Fig. 9. p75 immunostaining was confirmed as specific through the use of a p75 receptor (−/−) mouse

p75 labeling of ICNs and cardiac nerve fibers was present in a wild-type (WT) mouse (B) and absent in a knockout (KO) mouse (D). TH staining of the same sections showed no differences between the WT mouse (A) and the p75 KO (C). All panels show maximum projection images compiled from confocal scans spanning 8 µm. Scale bars indicate 100 µm in (A and B) and (C and D).
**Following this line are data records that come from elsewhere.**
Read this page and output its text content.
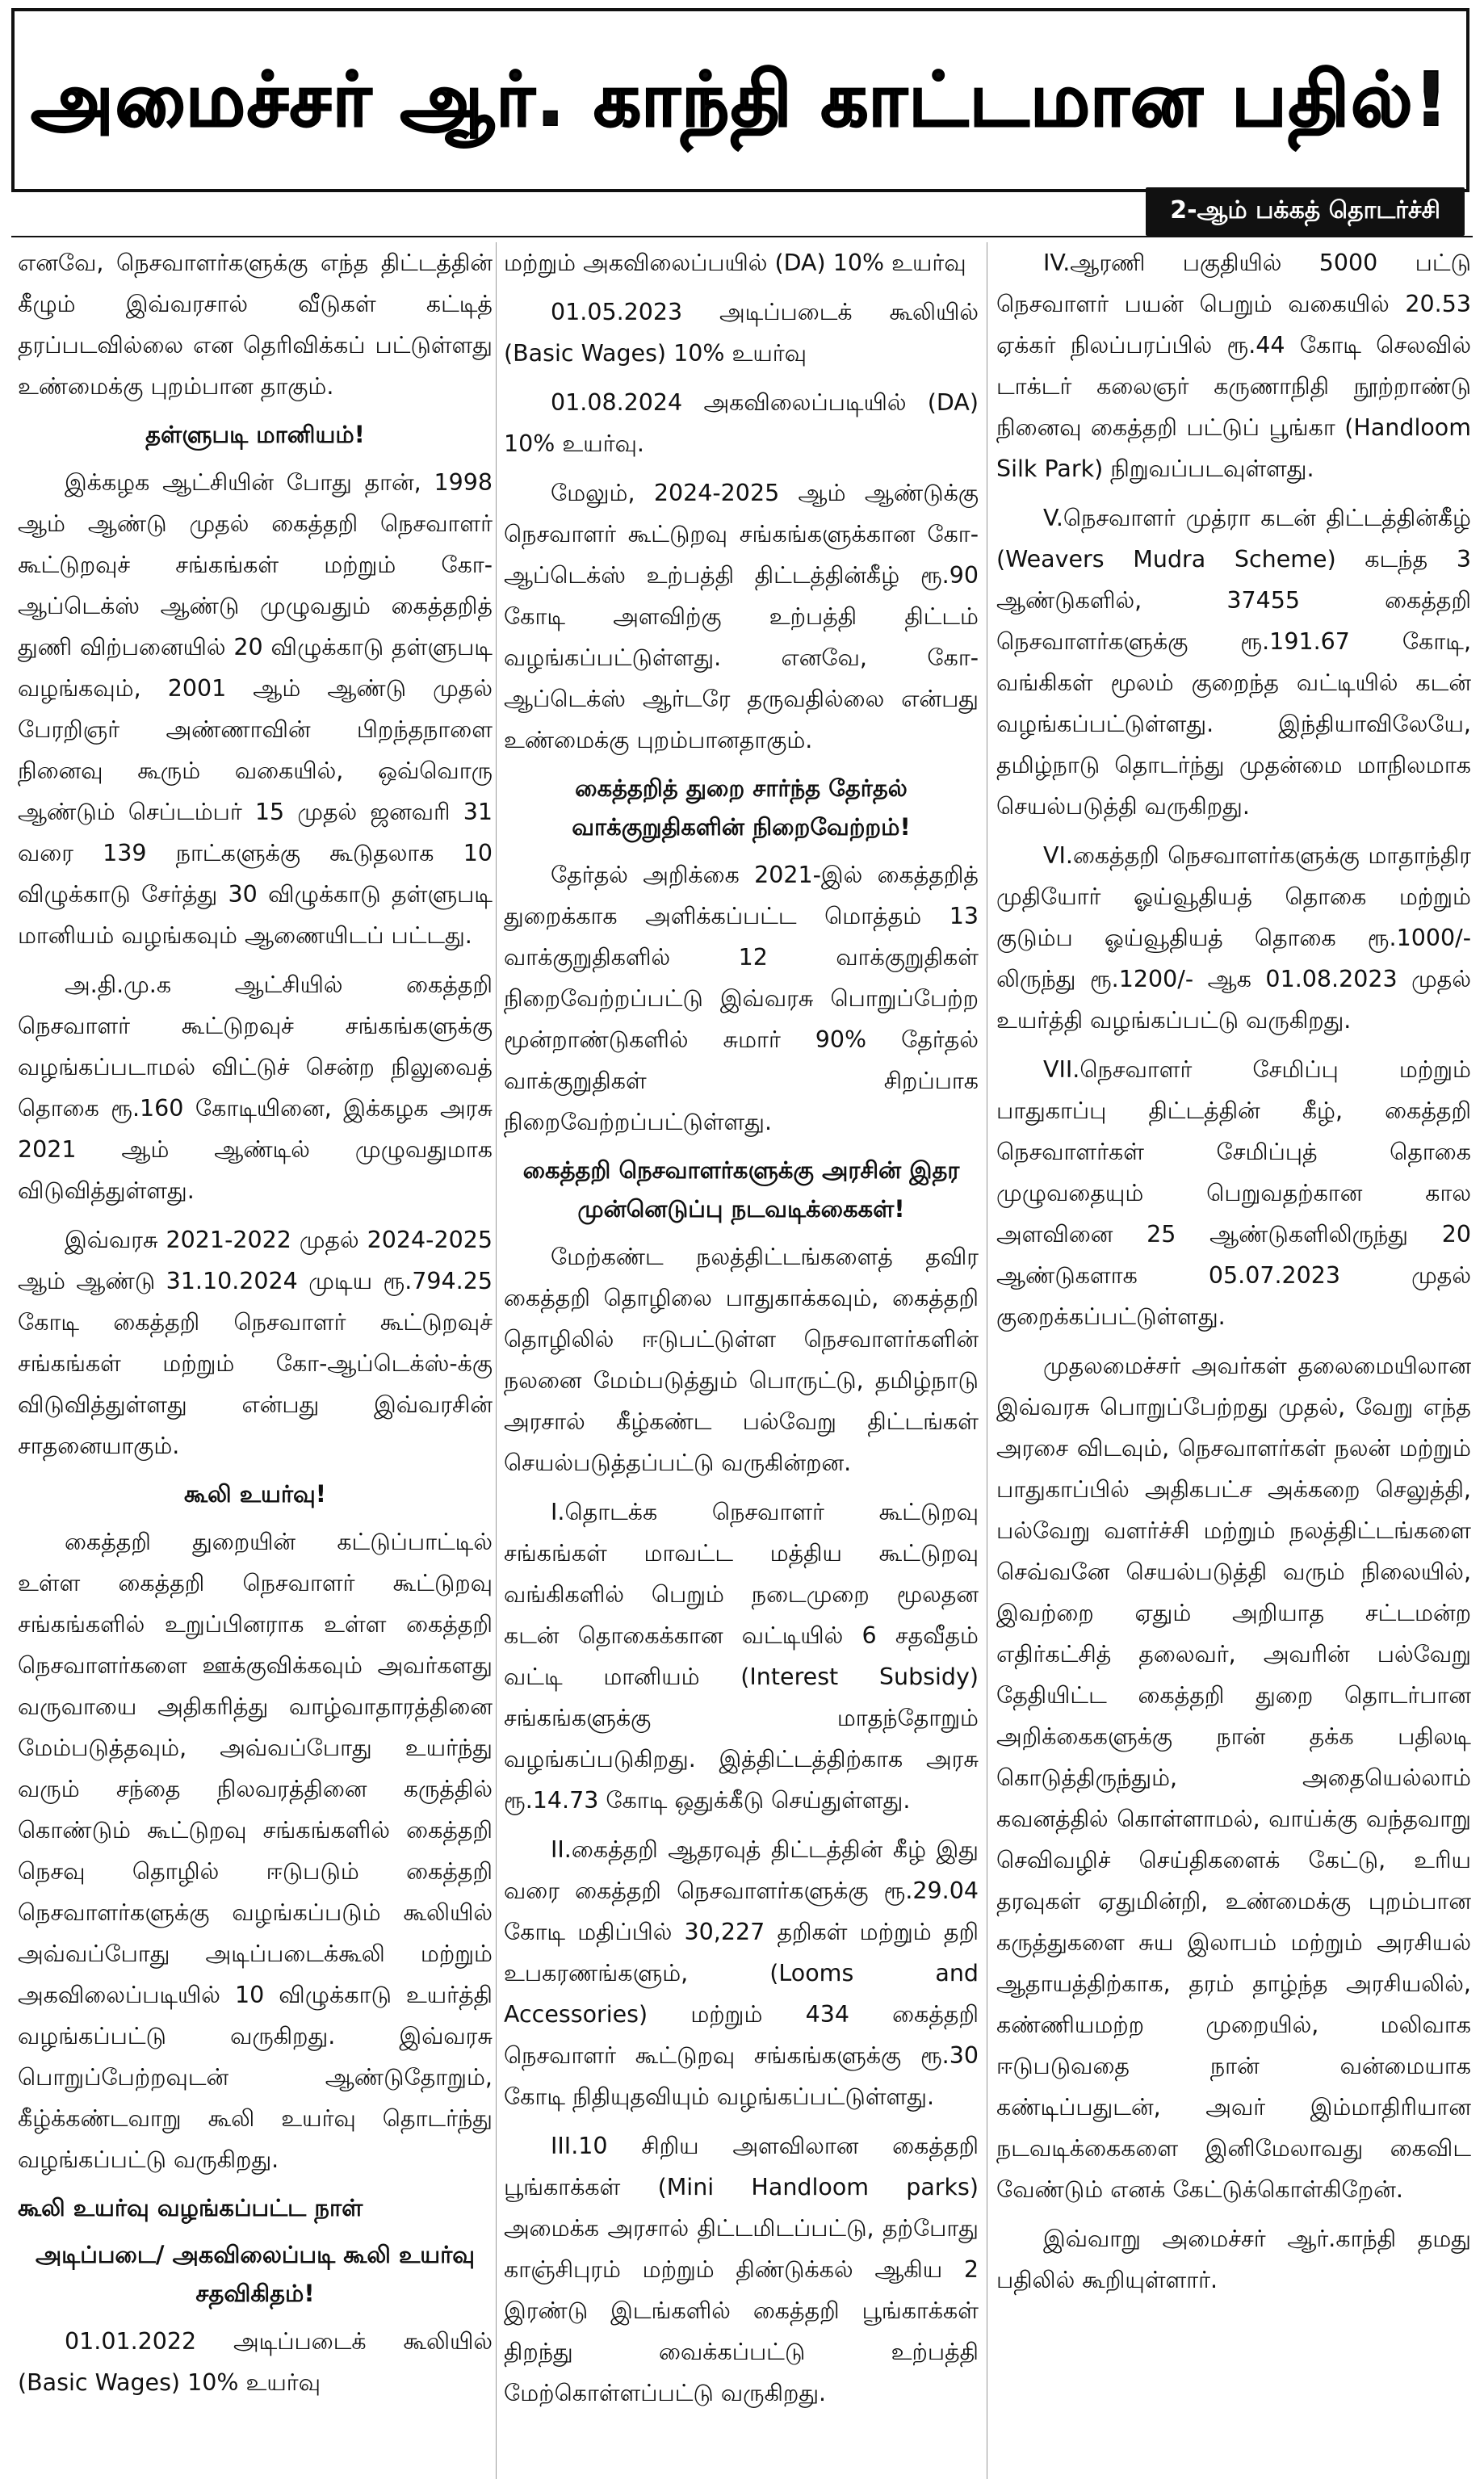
அமைச்சர் ஆர். காந்தி காட்டமான பதில்!
2-ஆம் பக்கத் தொடர்ச்சி

எனவே, நெசவாளர்களுக்கு எந்த திட்டத்தின் கீழும் இவ்வரசால் வீடுகள் கட்டித் தரப்படவில்லை என தெரிவிக்கப் பட்டுள்ளது உண்மைக்கு புறம்பான தாகும்.

தள்ளுபடி மானியம்!

இக்கழக ஆட்சியின் போது தான், 1998 ஆம் ஆண்டு முதல் கைத்தறி நெசவாளர் கூட்டுறவுச் சங்கங்கள் மற்றும் கோ-ஆப்டெக்ஸ் ஆண்டு முழுவதும் கைத்தறித் துணி விற்பனையில் 20 விழுக்காடு தள்ளுபடி வழங்கவும், 2001 ஆம் ஆண்டு முதல் பேரறிஞர் அண்ணாவின் பிறந்தநாளை நினைவு கூரும் வகையில், ஒவ்வொரு ஆண்டும் செப்டம்பர் 15 முதல் ஜனவரி 31 வரை 139 நாட்களுக்கு கூடுதலாக 10 விழுக்காடு சேர்த்து 30 விழுக்காடு தள்ளுபடி மானியம் வழங்கவும் ஆணையிடப் பட்டது.

அ.தி.மு.க ஆட்சியில் கைத்தறி நெசவாளர் கூட்டுறவுச் சங்கங்களுக்கு வழங்கப்படாமல் விட்டுச் சென்ற நிலுவைத் தொகை ரூ.160 கோடியினை, இக்கழக அரசு 2021 ஆம் ஆண்டில் முழுவதுமாக விடுவித்துள்ளது.

இவ்வரசு 2021-2022 முதல் 2024-2025 ஆம் ஆண்டு 31.10.2024 முடிய ரூ.794.25 கோடி கைத்தறி நெசவாளர் கூட்டுறவுச் சங்கங்கள் மற்றும் கோ-ஆப்டெக்ஸ்-க்கு விடுவித்துள்ளது என்பது இவ்வரசின் சாதனையாகும்.

கூலி உயர்வு!

கைத்தறி துறையின் கட்டுப்பாட்டில் உள்ள கைத்தறி நெசவாளர் கூட்டுறவு சங்கங்களில் உறுப்பினராக உள்ள கைத்தறி நெசவாளர்களை ஊக்குவிக்கவும் அவர்களது வருவாயை அதிகரித்து வாழ்வாதாரத்தினை மேம்படுத்தவும், அவ்வப்போது உயர்ந்து வரும் சந்தை நிலவரத்தினை கருத்தில் கொண்டும் கூட்டுறவு சங்கங்களில் கைத்தறி நெசவு தொழில் ஈடுபடும் கைத்தறி நெசவாளர்களுக்கு வழங்கப்படும் கூலியில் அவ்வப்போது அடிப்படைக்கூலி மற்றும் அகவிலைப்படியில் 10 விழுக்காடு உயர்த்தி வழங்கப்பட்டு வருகிறது. இவ்வரசு பொறுப்பேற்றவுடன் ஆண்டுதோறும், கீழ்க்கண்டவாறு கூலி உயர்வு தொடர்ந்து வழங்கப்பட்டு வருகிறது.

கூலி உயர்வு வழங்கப்பட்ட நாள்
அடிப்படை/ அகவிலைப்படி கூலி உயர்வு சதவிகிதம்!

01.01.2022 அடிப்படைக் கூலியில் (Basic Wages) 10% உயர்வு

மற்றும் அகவிலைப்பயில் (DA) 10% உயர்வு

01.05.2023 அடிப்படைக் கூலியில் (Basic Wages) 10% உயர்வு

01.08.2024 அகவிலைப்படியில் (DA) 10% உயர்வு.

மேலும், 2024-2025 ஆம் ஆண்டுக்கு நெசவாளர் கூட்டுறவு சங்கங்களுக்கான கோ-ஆப்டெக்ஸ் உற்பத்தி திட்டத்தின்கீழ் ரூ.90 கோடி அளவிற்கு உற்பத்தி திட்டம் வழங்கப்பட்டுள்ளது. எனவே, கோ-ஆப்டெக்ஸ் ஆர்டரே தருவதில்லை என்பது உண்மைக்கு புறம்பானதாகும்.

கைத்தறித் துறை சார்ந்த தேர்தல் வாக்குறுதிகளின் நிறைவேற்றம்!

தேர்தல் அறிக்கை 2021-இல் கைத்தறித் துறைக்காக அளிக்கப்பட்ட மொத்தம் 13 வாக்குறுதிகளில் 12 வாக்குறுதிகள் நிறைவேற்றப்பட்டு இவ்வரசு பொறுப்பேற்ற மூன்றாண்டுகளில் சுமார் 90% தேர்தல் வாக்குறுதிகள் சிறப்பாக நிறைவேற்றப்பட்டுள்ளது.

கைத்தறி நெசவாளர்களுக்கு அரசின் இதர முன்னெடுப்பு நடவடிக்கைகள்!

மேற்கண்ட நலத்திட்டங்களைத் தவிர கைத்தறி தொழிலை பாதுகாக்கவும், கைத்தறி தொழிலில் ஈடுபட்டுள்ள நெசவாளர்களின் நலனை மேம்படுத்தும் பொருட்டு, தமிழ்நாடு அரசால் கீழ்கண்ட பல்வேறு திட்டங்கள் செயல்படுத்தப்பட்டு வருகின்றன.

I.தொடக்க நெசவாளர் கூட்டுறவு சங்கங்கள் மாவட்ட மத்திய கூட்டுறவு வங்கிகளில் பெறும் நடைமுறை மூலதன கடன் தொகைக்கான வட்டியில் 6 சதவீதம் வட்டி மானியம் (Interest Subsidy) சங்கங்களுக்கு மாதந்தோறும் வழங்கப்படுகிறது. இத்திட்டத்திற்காக அரசு ரூ.14.73 கோடி ஒதுக்கீடு செய்துள்ளது.

II.கைத்தறி ஆதரவுத் திட்டத்தின் கீழ் இது வரை கைத்தறி நெசவாளர்களுக்கு ரூ.29.04 கோடி மதிப்பில் 30,227 தறிகள் மற்றும் தறி உபகரணங்களும், (Looms and Accessories) மற்றும் 434 கைத்தறி நெசவாளர் கூட்டுறவு சங்கங்களுக்கு ரூ.30 கோடி நிதியுதவியும் வழங்கப்பட்டுள்ளது.

III.10 சிறிய அளவிலான கைத்தறி பூங்காக்கள் (Mini Handloom parks) அமைக்க அரசால் திட்டமிடப்பட்டு, தற்போது காஞ்சிபுரம் மற்றும் திண்டுக்கல் ஆகிய 2 இரண்டு இடங்களில் கைத்தறி பூங்காக்கள் திறந்து வைக்கப்பட்டு உற்பத்தி மேற்கொள்ளப்பட்டு வருகிறது.

IV.ஆரணி பகுதியில் 5000 பட்டு நெசவாளர் பயன் பெறும் வகையில் 20.53 ஏக்கர் நிலப்பரப்பில் ரூ.44 கோடி செலவில் டாக்டர் கலைஞர் கருணாநிதி நூற்றாண்டு நினைவு கைத்தறி பட்டுப் பூங்கா (Handloom Silk Park) நிறுவப்படவுள்ளது.

V.நெசவாளர் முத்ரா கடன் திட்டத்தின்கீழ் (Weavers Mudra Scheme) கடந்த 3 ஆண்டுகளில், 37455 கைத்தறி நெசவாளர்களுக்கு ரூ.191.67 கோடி, வங்கிகள் மூலம் குறைந்த வட்டியில் கடன் வழங்கப்பட்டுள்ளது. இந்தியாவிலேயே, தமிழ்நாடு தொடர்ந்து முதன்மை மாநிலமாக செயல்படுத்தி வருகிறது.

VI.கைத்தறி நெசவாளர்களுக்கு மாதாந்திர முதியோர் ஓய்வூதியத் தொகை மற்றும் குடும்ப ஓய்வூதியத் தொகை ரூ.1000/- லிருந்து ரூ.1200/- ஆக 01.08.2023 முதல் உயர்த்தி வழங்கப்பட்டு வருகிறது.

VII.நெசவாளர் சேமிப்பு மற்றும் பாதுகாப்பு திட்டத்தின் கீழ், கைத்தறி நெசவாளர்கள் சேமிப்புத் தொகை முழுவதையும் பெறுவதற்கான கால அளவினை 25 ஆண்டுகளிலிருந்து 20 ஆண்டுகளாக 05.07.2023 முதல் குறைக்கப்பட்டுள்ளது.

முதலமைச்சர் அவர்கள் தலைமையிலான இவ்வரசு பொறுப்பேற்றது முதல், வேறு எந்த அரசை விடவும், நெசவாளர்கள் நலன் மற்றும் பாதுகாப்பில் அதிகபட்ச அக்கறை செலுத்தி, பல்வேறு வளர்ச்சி மற்றும் நலத்திட்டங்களை செவ்வனே செயல்படுத்தி வரும் நிலையில், இவற்றை ஏதும் அறியாத சட்டமன்ற எதிர்கட்சித் தலைவர், அவரின் பல்வேறு தேதியிட்ட கைத்தறி துறை தொடர்பான அறிக்கைகளுக்கு நான் தக்க பதிலடி கொடுத்திருந்தும், அதையெல்லாம் கவனத்தில் கொள்ளாமல், வாய்க்கு வந்தவாறு செவிவழிச் செய்திகளைக் கேட்டு, உரிய தரவுகள் ஏதுமின்றி, உண்மைக்கு புறம்பான கருத்துகளை சுய இலாபம் மற்றும் அரசியல் ஆதாயத்திற்காக, தரம் தாழ்ந்த அரசியலில், கண்ணியமற்ற முறையில், மலிவாக ஈடுபடுவதை நான் வன்மையாக கண்டிப்பதுடன், அவர் இம்மாதிரியான நடவடிக்கைகளை இனிமேலாவது கைவிட வேண்டும் எனக் கேட்டுக்கொள்கிறேன்.

இவ்வாறு அமைச்சர் ஆர்.காந்தி தமது பதிலில் கூறியுள்ளார்.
Fig. 10. Diagram showing the neurochemical phenotypes and preganglionic innervation of ICNs and stellate ganglion neurons

ICNs exhibit the cholinergic phenotype (i.e., contain ChAT, CHT and VAChT) and provide cholinergic innervation to cardiac myocytes. They receive cholinergic input from preganglionic vagal efferent neurons located in the medulla. Noradrenergic innervation has its origin in the stellate ganglia and other sympathetic chain ganglia. Most of these neurons exhibit the noradrenergic phenotype (i.e., contain TH, DBH, NET and VMAT2) but only a portion of them innervate the heart. Stellate ganglion neurons receive preganglionic input from cholinergic efferent neurons located in the spinal cord. Noradrenergic neurons also contain TrkA and p75 neurotrophin receptors, which mediate trophic support provided by NGF. ICNs also contain some elements of the noradrenergic phenotype. All “cholinergic neurons” of the ICG contain NET and DBH, and a sizable subpopulation contains TH as well (TH±), but they lack VMAT2. Noradrenergic markers present in ICNs are limited to the soma and may confer the capability for uptake and degradation of catecholamines. ICNs that contain TH might also have the ability to synthesize NE but could not store catecholamines since they lack VMAT2. Release of NE might occur via NET under pathophysiological conditions. Cholinergic nerve fibers are often closely apposed to noradrenergic nerve fibers in the atria, providing the opportunity for crosstalk. Some ICNs also receive input from noradrenergic nerves (not shown), which probably have their origin in sympathetic chain ganglia. All ICNs contain TrkA and p75 receptors, suggesting that they may respond to NGF.